Asien-Jakobine kniete vor ihm nieder, um seinen Segen zu empfangen und der falsche Abbé segnete seine Tante mit wahrhaft evangelischer Zerknirschung.

»Addio, Marchesa!« sagte er laut. Und in der vereinbarten Sprache fuhr er fort: »Finde Europa und Paccard mit den gemausten siebenhunderttausend Franken wieder, denn wir brauchen sie.«

»Paccard steht dort,« versetzte die falsche Marquise und wies mit tränenüberschwemmten Augen auf den Jäger. Daß sein Wunsch im voraus erfüllt war, entlockte dem Manne, der allein durch seine Tante in Erstaunen gebracht werden konnte, nicht nur ein Lächeln, sondern eine Bewegung der Überraschung. Die falsche Marquise wandte sich zu den Anwesenden wie eine Frau, die eine Rolle zu spielen wußte: »Er ist verzweifelt, nicht zur Beerdigung seines Kindes gehen zu können,« sagte sie mit ihrem schlechten Französisch. »Aber ich, ich werde der Totenmesse beiwohnen. Hier,« wandte sie sich an den Direktor und gab ihm eine Börse voll Gold, »hier ist etwas für die armen Gefangenen, um ihnen eine kleine Wohltat anzutun.«

»Hochnobel!« flüsterte der befriedigte Neffe ihr ins Ohr. Er folgte dann seinem Wächter.
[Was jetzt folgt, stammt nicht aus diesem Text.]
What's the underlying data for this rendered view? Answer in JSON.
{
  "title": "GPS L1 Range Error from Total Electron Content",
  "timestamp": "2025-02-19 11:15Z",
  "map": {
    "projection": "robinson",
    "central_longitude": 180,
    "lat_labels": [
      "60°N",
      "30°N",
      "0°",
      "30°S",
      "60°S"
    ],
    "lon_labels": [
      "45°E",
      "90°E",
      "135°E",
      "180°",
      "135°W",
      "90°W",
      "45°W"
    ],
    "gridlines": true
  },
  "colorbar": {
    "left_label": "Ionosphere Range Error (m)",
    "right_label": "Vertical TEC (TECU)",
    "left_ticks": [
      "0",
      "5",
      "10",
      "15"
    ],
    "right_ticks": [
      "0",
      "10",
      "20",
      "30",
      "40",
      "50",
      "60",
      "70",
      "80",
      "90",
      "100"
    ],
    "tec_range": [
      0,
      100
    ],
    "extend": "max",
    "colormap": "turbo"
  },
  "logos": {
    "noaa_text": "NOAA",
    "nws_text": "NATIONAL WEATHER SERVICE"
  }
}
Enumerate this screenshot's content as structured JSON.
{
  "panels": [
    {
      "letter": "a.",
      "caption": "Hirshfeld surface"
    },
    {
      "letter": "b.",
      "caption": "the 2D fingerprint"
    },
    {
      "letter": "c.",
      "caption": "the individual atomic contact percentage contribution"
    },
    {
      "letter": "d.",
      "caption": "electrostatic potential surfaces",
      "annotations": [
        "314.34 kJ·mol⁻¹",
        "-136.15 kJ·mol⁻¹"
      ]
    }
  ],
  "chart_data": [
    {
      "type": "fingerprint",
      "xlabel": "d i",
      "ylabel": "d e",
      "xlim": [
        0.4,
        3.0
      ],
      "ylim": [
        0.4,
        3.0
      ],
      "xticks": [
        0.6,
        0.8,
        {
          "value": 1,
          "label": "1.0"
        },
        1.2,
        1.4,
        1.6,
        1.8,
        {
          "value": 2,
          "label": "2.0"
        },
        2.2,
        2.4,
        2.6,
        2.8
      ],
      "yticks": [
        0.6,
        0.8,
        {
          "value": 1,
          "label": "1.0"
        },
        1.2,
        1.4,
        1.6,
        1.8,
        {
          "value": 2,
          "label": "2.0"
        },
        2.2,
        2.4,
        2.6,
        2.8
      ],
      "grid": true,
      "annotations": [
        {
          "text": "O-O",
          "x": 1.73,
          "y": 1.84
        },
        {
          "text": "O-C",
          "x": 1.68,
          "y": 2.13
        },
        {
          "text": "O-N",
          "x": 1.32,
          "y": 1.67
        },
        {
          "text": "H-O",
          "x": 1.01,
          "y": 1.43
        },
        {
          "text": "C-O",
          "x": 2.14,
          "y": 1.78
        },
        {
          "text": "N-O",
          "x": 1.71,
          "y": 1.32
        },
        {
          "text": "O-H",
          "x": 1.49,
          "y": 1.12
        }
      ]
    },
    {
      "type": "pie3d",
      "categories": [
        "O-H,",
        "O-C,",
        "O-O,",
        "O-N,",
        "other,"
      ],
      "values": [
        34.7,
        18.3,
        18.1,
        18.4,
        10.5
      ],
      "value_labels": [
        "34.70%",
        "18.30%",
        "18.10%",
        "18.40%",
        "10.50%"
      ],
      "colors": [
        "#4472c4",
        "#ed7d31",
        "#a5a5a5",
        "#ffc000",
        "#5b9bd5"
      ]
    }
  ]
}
Gleich darauf kam Bibi-Lupin, aber zu spät, um die vornehme Dame zu sehen.

»Dreihundert Stück für die Gefangenen!« sagte der Oberaufseher und zeigte Bibi-Lupin die Börse, die Gault dem Schreiber übergeben hatte.

»Zeigen Sie einmal,« meinte Bibi-Lupin. Er schüttete das Gold in seine Hand und betrachtete es aufmerksam. »Gold ist es! Und ein Wappen trägt die Börse! So ein Schuft! Der Kerl hat es los. Bis zur Vollendung. Jeden Augenblick steckt er uns allesamt in den Sack! Wie einen Hund sollte man ihn niederschießen!«

»Was gibt es denn nun schon wieder?« fragte der Schreiber, und nahm die Börse wieder an sich.

»Weiter nichts, als daß diese Frau eine Gaunerin ist!« rief Bibi-Lupin und stampfte wütend mit dem Fuß auf.